Link: https://www.facebook.com/TomorrowsRain

Bandmitglieder:

Gesang – Yishai Sweartz
Gitarre – Raffael  Mor
Gitarre – Yoni Biton
Bassgitarre – Yaggel Cohen
Keyboard – Shiraz Weiss
Schlagzeug –  Nir Nakav

Tracklist:

  1. Trees
  2. Fear
  3. A Year I Would Like To Forget
  4. In The End Of A Dead End Street
  5. Misery Rain
  6. In The Mouth Of Madness
  7. Hollow
  8. The Weeping Song

Die Wurzeln von Tomorrow’s Rain reichen bis ins Jahr 2002 zurück. Gegründet wurde die Band von Yishai Sweartz und dem Produzenten Maor Appelbaum (Mayhem, Sabaton, Cynic, Abbath). Bis 2011 waren sie unter ihrem ursprünglichen Namen Moonskin aktiv, danach wurde es einige Jahre still um die sechs Musiker aus Tel Aviv. Seit zwei Jahren geht es nach längerer Pause nun wieder voran und so standen Tomorrow’s Rain mit Acts wie Paradise Lost, Kreator, Swallow The Sun, Draconian, Rotting Christ und noch weiteren Genrekollegen auf der Bühne. Für 2020 entschied sich das israelische Sextett nach achtzehn Jahren Bandbestehen zur Veröffentlichung ihres ersten Longplayers. Am 11. September war es dann endlich so weit: Hollow ging als Debütalbum an den Start. Produziert, gemixt und gemastert wurde es von Dori Bar Or in Tel Aviv. Ziv Lenzner kreierte dazu das passende Artwork. Als weiteres Gimmick erschien ihr Erstlingswerk (Hollow – Hebrew Version) im Oktober in hebräischer Sprache, worüber sich die Landsleute von Tomorrow’s Rain besonders gefreut haben dürften.
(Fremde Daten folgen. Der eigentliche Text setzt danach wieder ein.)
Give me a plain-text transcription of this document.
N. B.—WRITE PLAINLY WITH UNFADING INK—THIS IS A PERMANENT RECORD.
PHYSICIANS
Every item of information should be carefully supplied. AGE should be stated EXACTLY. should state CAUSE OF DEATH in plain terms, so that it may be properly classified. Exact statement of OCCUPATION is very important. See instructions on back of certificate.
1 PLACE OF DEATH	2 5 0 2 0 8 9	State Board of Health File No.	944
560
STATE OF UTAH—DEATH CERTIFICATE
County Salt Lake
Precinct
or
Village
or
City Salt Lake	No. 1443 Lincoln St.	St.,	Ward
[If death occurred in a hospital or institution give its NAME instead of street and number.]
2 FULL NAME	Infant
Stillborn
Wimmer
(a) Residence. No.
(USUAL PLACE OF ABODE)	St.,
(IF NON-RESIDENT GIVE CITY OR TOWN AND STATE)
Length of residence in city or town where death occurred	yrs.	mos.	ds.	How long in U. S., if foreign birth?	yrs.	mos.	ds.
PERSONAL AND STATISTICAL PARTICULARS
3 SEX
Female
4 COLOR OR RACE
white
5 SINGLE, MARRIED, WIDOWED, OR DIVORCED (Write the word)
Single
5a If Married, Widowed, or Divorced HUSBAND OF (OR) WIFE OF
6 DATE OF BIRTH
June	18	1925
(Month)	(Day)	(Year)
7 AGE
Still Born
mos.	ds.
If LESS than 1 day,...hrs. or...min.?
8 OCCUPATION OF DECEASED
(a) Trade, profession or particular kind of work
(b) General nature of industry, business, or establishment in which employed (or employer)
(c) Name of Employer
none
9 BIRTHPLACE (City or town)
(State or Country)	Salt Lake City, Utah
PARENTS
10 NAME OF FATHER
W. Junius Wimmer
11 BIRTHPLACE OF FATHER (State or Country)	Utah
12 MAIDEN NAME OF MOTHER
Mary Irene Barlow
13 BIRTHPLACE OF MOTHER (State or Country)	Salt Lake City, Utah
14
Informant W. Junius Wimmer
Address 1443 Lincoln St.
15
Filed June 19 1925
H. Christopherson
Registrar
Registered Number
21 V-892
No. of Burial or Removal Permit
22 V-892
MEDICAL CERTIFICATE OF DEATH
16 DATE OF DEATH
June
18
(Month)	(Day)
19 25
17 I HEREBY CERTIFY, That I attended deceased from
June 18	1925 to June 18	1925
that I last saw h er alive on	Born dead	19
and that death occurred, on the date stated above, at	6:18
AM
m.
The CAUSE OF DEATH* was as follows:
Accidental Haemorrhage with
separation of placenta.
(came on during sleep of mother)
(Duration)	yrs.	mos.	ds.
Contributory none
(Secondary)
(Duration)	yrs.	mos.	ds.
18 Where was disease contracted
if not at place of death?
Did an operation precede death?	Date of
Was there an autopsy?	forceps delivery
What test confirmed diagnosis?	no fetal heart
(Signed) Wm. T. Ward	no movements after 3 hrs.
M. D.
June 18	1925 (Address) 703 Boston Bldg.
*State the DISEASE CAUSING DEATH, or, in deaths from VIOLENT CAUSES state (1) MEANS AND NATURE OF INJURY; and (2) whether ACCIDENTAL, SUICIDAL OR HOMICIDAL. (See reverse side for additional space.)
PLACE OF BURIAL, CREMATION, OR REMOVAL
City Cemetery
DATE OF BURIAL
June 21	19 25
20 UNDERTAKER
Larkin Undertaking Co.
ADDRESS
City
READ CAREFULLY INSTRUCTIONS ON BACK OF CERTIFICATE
Auf Hollow wirken eine Menge Musikerkollegen von bekannten Szenegrößen (My Dying Bride, Paradise Lost, Septicflesh, Moonspell, Rotting Christ, Arch Enemy, Swallow The Sun, Draconian, Orphaned Land) mit. Für ein Debütalbum finde ich es schon ungewöhnlich, sich Unterstützung von derart vielen Kollegen zu holen. Gerade beim ersten Studioalbum will man die eigene Leistung unter Beweis stellen, um bei den Fans zu punkten. Wie diese gemeinschaftliche Arbeit tatsächlich ankommt, bleibt abzuwarten. Bei der Produktion von Hollow ist eine Mischung aus 80er-Jahre Gothic Rock, Post Punk, Doom und Death Metal im Stil von Fields Of The Nephilim, The Sisters Of Mercy und The Mission entstanden. Sänger Yishai Sweartz gab dazu folgendes Statement ab: „Wir haben alles dafür gegeben, ein Album zu schreiben und zu erschaffen, das wir als Fans selbst kaufen würden.“ Ich bin gespannt auf die Umsetzung dieses Konzepts. Also, los geht’s!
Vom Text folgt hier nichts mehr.